Other income and gains for the three months ended March 31, 2022 were $1.0 million compared to $0.7 million for the three months ended March 31, 2021. The increase of $0.3 million was primarily due to more interest income earned in first quarter of 2022.

Other Expenses

Other expenses for the three months ended March 31, 2022 were $1.5 million compared to $2.0 million for the three months ended March 31, 2021. The decrease was primarily due to less foreign currency exchange loss in first quarter of 2022.

Finance Costs

Finance costs for the three months ended March 31, 2022 were $1.0 million compared to $0.04 million for the three months ended March 31, 2021. The increase was primarily due to interest for advance funding, which is comprised of interest on interest-bearing borrowings funded by Janssen under the parties’ collaboration agreement.

Fair Value Gain of Warrant Liability

Fair value gain of warrant liability for the year ended March 31, 2022 was $34.9 million caused by changes in the fair value of a warrant that Legend Biotech issued to an institutional investor through a private placement transaction in May 2021 with an initial fair value of $81.7 million at the issuance date.
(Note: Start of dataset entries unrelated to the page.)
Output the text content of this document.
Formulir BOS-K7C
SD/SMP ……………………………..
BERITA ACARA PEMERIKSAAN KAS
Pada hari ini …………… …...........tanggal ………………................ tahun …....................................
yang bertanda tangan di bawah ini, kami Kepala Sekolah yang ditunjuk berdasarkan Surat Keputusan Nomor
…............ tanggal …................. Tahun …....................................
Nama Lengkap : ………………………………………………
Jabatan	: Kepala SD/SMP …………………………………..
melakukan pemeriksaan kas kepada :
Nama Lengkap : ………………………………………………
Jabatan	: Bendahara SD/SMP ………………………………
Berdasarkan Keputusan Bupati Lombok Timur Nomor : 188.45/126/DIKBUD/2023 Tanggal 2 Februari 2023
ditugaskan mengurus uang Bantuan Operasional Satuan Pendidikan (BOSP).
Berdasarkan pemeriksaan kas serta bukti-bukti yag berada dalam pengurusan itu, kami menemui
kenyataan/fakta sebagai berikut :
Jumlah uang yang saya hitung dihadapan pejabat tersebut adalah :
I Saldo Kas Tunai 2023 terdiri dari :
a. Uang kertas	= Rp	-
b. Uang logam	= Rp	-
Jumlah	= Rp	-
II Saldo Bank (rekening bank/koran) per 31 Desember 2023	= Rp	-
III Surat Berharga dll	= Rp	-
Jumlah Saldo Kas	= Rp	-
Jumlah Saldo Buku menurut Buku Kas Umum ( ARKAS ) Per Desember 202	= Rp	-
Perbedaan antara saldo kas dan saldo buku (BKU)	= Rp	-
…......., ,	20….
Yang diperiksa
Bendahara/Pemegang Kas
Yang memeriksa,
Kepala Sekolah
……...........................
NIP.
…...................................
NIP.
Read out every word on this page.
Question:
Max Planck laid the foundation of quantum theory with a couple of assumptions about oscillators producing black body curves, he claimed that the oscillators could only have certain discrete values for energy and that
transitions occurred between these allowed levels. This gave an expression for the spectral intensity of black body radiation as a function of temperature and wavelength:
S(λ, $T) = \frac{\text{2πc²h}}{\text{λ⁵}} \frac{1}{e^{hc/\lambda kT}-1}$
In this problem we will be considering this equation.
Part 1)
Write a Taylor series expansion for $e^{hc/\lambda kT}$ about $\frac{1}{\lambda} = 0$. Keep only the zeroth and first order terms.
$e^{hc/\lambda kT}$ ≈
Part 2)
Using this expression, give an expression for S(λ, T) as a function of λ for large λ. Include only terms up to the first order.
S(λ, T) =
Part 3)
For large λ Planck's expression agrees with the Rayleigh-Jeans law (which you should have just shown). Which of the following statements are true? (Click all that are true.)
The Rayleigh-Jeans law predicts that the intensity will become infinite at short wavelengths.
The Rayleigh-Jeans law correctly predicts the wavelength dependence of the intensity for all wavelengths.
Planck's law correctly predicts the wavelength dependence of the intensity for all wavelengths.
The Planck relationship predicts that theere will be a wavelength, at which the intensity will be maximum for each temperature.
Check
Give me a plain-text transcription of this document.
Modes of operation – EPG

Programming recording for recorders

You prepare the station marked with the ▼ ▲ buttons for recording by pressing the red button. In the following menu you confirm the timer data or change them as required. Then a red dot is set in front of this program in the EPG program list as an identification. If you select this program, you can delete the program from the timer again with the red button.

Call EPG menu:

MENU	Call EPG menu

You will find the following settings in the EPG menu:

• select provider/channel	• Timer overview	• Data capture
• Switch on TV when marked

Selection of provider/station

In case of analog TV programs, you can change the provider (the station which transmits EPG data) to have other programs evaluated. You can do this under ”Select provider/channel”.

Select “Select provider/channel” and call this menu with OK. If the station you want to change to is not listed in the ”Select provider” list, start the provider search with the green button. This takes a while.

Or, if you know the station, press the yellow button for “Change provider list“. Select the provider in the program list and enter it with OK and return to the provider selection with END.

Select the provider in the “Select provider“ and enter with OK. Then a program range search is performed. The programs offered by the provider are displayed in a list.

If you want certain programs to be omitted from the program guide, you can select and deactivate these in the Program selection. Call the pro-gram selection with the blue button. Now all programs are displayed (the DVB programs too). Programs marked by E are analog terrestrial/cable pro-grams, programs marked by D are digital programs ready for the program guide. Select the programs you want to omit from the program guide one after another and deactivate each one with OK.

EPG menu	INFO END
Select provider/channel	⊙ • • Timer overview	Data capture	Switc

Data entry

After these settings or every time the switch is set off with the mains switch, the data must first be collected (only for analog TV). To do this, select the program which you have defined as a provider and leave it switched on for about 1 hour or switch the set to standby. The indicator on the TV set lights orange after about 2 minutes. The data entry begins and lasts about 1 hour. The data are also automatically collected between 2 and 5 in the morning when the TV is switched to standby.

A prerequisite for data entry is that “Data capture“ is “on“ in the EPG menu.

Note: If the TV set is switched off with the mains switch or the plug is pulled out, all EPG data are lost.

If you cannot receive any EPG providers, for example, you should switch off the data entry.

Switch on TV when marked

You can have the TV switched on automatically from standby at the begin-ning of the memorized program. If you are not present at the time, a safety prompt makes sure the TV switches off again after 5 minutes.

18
The warrant was assessed as a financial liability with a fair value of $87.9 million as of December 31, 2021 and a fair value of $53.0 million as of March 31, 2022.

Loss for the Period

For the three months ended March 31, 2022, net loss was $41.1 million, or $0.13 per share, compared to a net loss of $80.9 million, or $0.30 per share, for the three months ended March 31, 2021.